The Cast of Cannibal Holocaust
Still one of the most controversial films ever made, the 1980 Italian exploitation-fest cannibal Holocaust depicted such realistic and horrifying violence that Italian authorities believed it was an actual snuff film. Ten days after its release, authorities confiscated prints of Holocaust and arrested its director on suspicion of murder. Not helping matters much was the fact that the film’s cast had signed agreements saying they would lay low for a full year after the film’s release, fueling rumors that they were, in fact, slaughtered for the camera. Finally facing life in prison, the director voided his actors "no-media" contracts so they could come forward to clear his name.
Unflattering Obituary Kills Marcus Garvey
A stroke incapacitated black nationalist leader Marcus Garvey in 1940. Rumors began to circulate that he had died, and before Garvey could quell them, the Chicago Defender ran an obituary that described him as a man who died "broke, alone and unpopular." When Garvey read the unflattering passage he let out a loud moan and collapsed to the floor, where he suffered a second stoke. By the following morning, he was dead at 53.
Things To Do in Texas When You’re Dead
In his 16-year career, major league relief pitcher, Bill Henry, played for the Boston Red Sox and the Cincinnati Reds, rang up 46 wins, and even pitched in the 1961 World Series. In August 2007 the Lakeland, Florida Ledger reported that Henry had passed away at the ripe old age of 83, and the Associated Press picked up the story for national distribution.
Bill Henry didn’t live in Lakeland where he had supposedly died, though. He lived (and still lives) in Deer park, Texas. Once the Ledger got wind of the truth, a very strange story came to light: Another man named Bill Henry, a salesman from Florida, had stolen the player’s identity and spent 20 years passing himself off as the retired major league pitcher. The fake Henry, who was 83 when he died, had fooled everybody – including his wife – who later said, "I was married to somebody that maybe I didn’t know."
How did the imposter explain the incorrect birthday listed on his baseball card? "A printing error." The "fake" Bill Henry even gave lectures twice a year at a Florida college entitled "Baseball, Humor and Society." After the matter was cleared up, however, the real Bill Henry harbored no ill feelings. "I just hoped maybe it helped him in his [sales] career," he said.
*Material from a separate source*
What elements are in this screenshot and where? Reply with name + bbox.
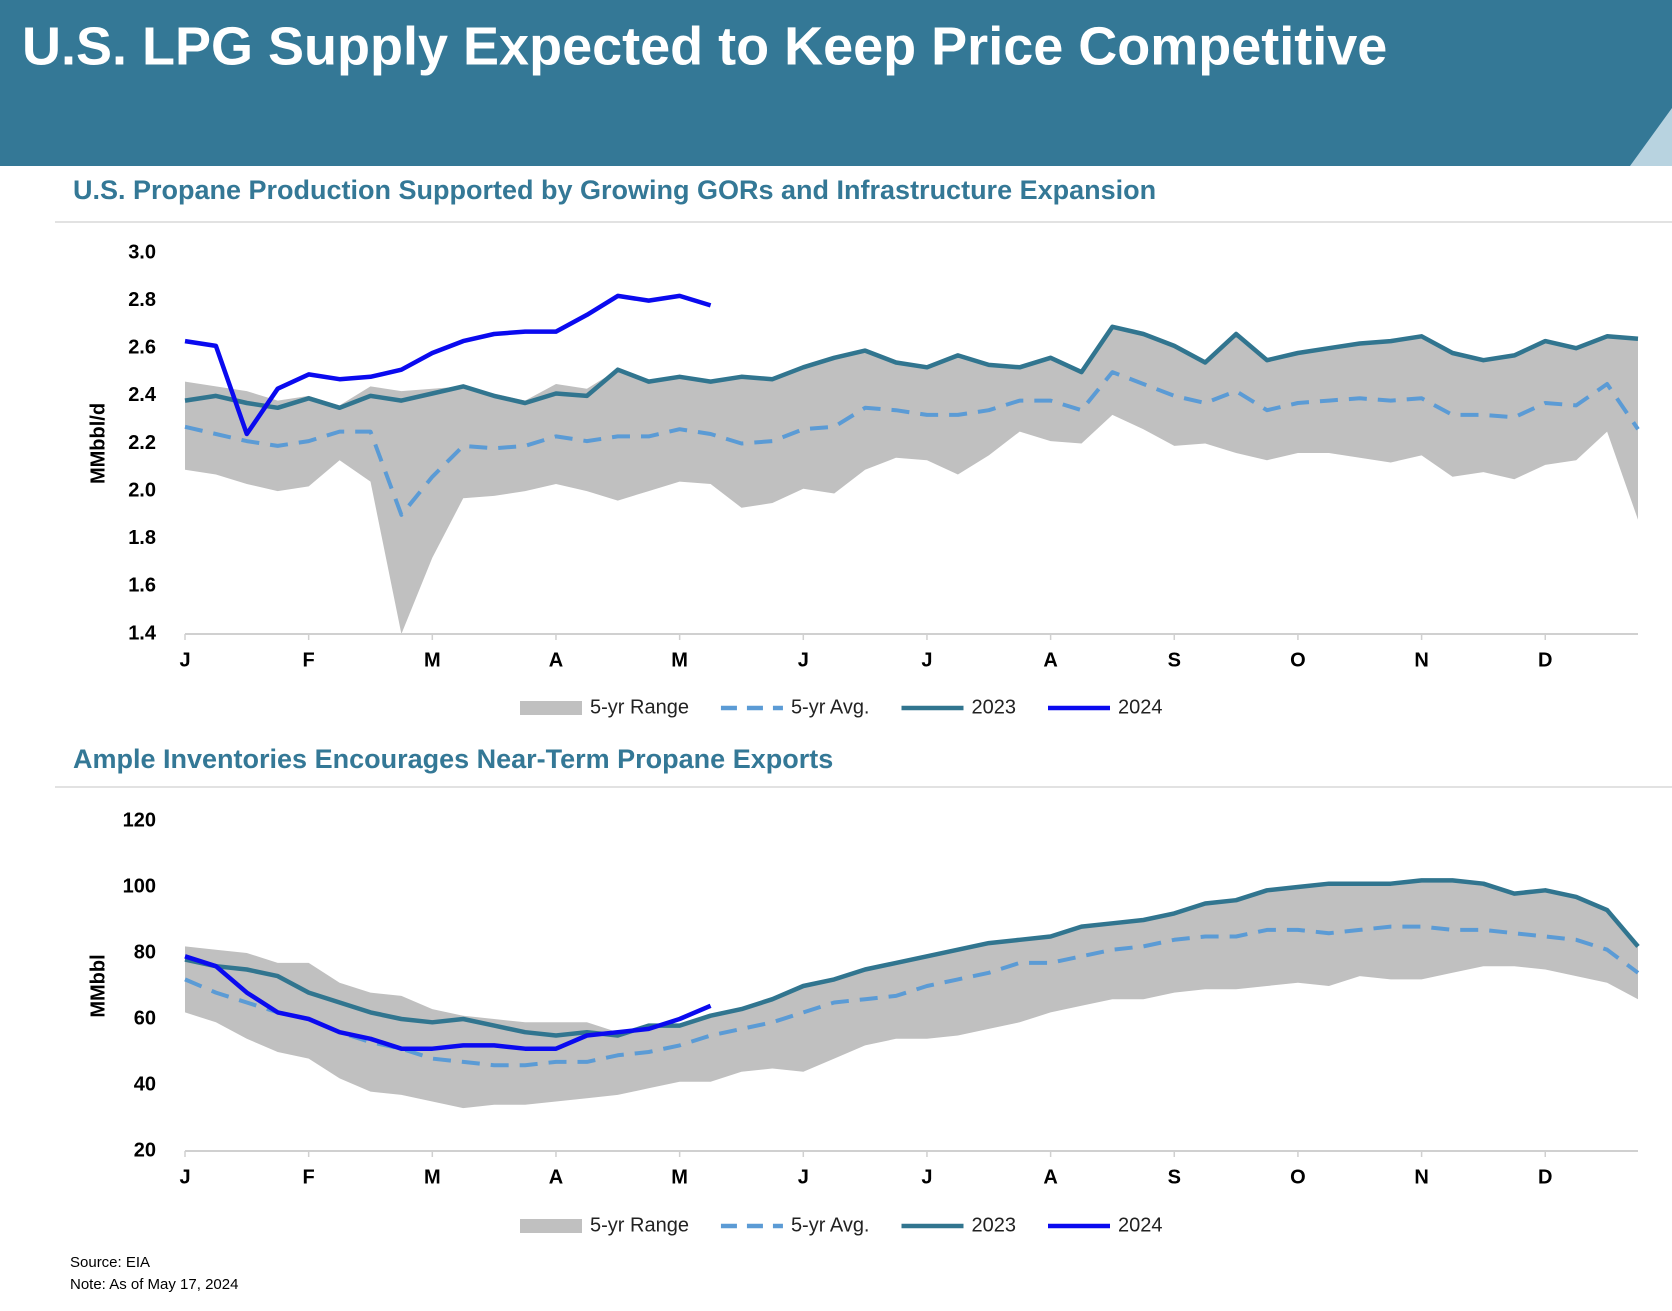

The Not-Quite-Canonized Thomas a Kempis
Well-known medieval author-monk Thomas a Kempis, it is said, was accidentally buried alive in 1471. A most decidedly low-temperature dude in life – he spent most of his time engaged with quiet devotional exercises and copying the Bible by hand – he was apparently not so cool under pressure when it came to death. When authorities exhumed his body some time later, they found scratch marks on the underside of the coffin and splinters of wood under his fingernails. As if it wasn’t bad enough to be buried alive, when the Church discovered the tragedy, they promptly shut down efforts to canonize Kempis as a saint. Their reasoning? "Surely no aspiring saint, finding himself so close to meeting his maker, would fight death in this way!" Talk about adding insult to being buried alive . . .
Samuel Taylor Coleridge
In 1816, the writer heard his name mentioned in a hotel by a man reading a coroner’s report in the newspaper, who remarked that "it was very extraordinary that Coleridge the poet should have hanged himself just after the success of his play, but he was always a strange mad fellow." Coleridge replied: "Indeed, sir, it is a most extraordinary thing that he should have hanged himself, be the subject of an inquest, and yet that he should at this moment be speaking to you." (Now that’s what I call a killer comeback!) Turns out a man had been found hanging from a tree in Hyde Park – an apparent suicide – and the only identification he was the name "S.T. Coleridge" written on the inside of the collar of his shirt. Coleridge thought the shirt had probably been stolen from him.
Hiroo Onoda, the Soldier Who Wouldn’t Die
A Japanese soldier stationed in the Philippines during World War II, Hiroo Onoda was presumed dead after the allies recaptured the country in 1945. But he and a few comrades had fled into the jungle to hide,and for 29 years, that’s where he stayed. Unwilling to believe that the war had ended, he and his scrappy fellows continued to launch mini-attacks against Filipino citizens that killed dozens over the years. In 1959, he was declared legally dead in japan,and in 1972, when the last of his co-patriots were killed in gunfights with local forces, Onoda was finally alone.
Onoda stayed for two more years, until the Japanese government found his old commanding officer from the war – he had become a bookseller many years before – who was flown to the jungle, where he informed Onoda of the defeat of Japan in WWII and ordered him to lay down his arms. Lieutenant Onoda emerged from the jungle 29 years after the end of World War II, and accepted the commanding officer’s order of surrender in his dress uniform and sword, with his Arisaka type 99 rifle still in operating condition, 500 rounds of ammunition, and several hand grenades. Onoda later wrote a book about his experiences and started a nature camp for kids designed to teach them survival skills.